Un mundo de certificaciones. Diferenciar el grano de la paja en un mundo de productos supuestamente «verdes» resulta cada vez más difícil, si no imposible, sobre todo teniendo en cuenta que no existe una certificación universal que permita medir cuán responsable es una empresa, o cuán sostenible es un producto. Agencias gubernamentales, ONG, agencias de rating, organizaciones supranacionales, patronales de distintos sectores…

Existen tantas certificaciones medioambientales y relacionadas con la responsabilidad social que el consumidor tiene, como única garantía, su propia destreza para informarse de un modo coherente antes de realizar una compra, invertir o recomendar algún producto o servicio.

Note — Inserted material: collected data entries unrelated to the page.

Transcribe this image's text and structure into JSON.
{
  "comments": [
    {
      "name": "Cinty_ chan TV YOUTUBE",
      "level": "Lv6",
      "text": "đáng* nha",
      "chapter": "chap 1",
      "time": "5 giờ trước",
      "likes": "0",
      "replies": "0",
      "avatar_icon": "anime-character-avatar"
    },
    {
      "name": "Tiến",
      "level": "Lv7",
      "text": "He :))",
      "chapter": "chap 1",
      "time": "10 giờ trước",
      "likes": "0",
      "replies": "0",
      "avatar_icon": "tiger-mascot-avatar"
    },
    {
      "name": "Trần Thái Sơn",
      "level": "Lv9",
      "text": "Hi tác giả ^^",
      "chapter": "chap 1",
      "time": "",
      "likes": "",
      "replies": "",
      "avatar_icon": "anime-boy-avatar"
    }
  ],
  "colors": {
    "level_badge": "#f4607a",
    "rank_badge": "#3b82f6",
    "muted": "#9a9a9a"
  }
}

Abundan las empresas y productos supuestamente sostenibles y responsables; existen campañas publicitarias con mensajes medioambientales promovidos por proveedores energéticos que generan la mayoría de su energía con combustibles fósiles, o que contribuyen a la inestabilidad social y medioambiental en distintos lugares del mundo. En España, Endesa y Gas Natural son dos de los mayores inversores en este buenismo publicitario.

El mandato comercial de ser «sostenible», «verde», «responsable», «natural», etcétera, ha provocado que muchas empresas inicien profundos cambios estructurales. Pero, ¿cómo diferenciar a aquellas empresas que intentan adaptar su modelo productivo para hacerlo más sostenible des de los puntos social y medioambiental, de aquellas otras que se limitan a hacer cambios superfluos y a promocionarlos como auténticas panaceas para salvar el mundo?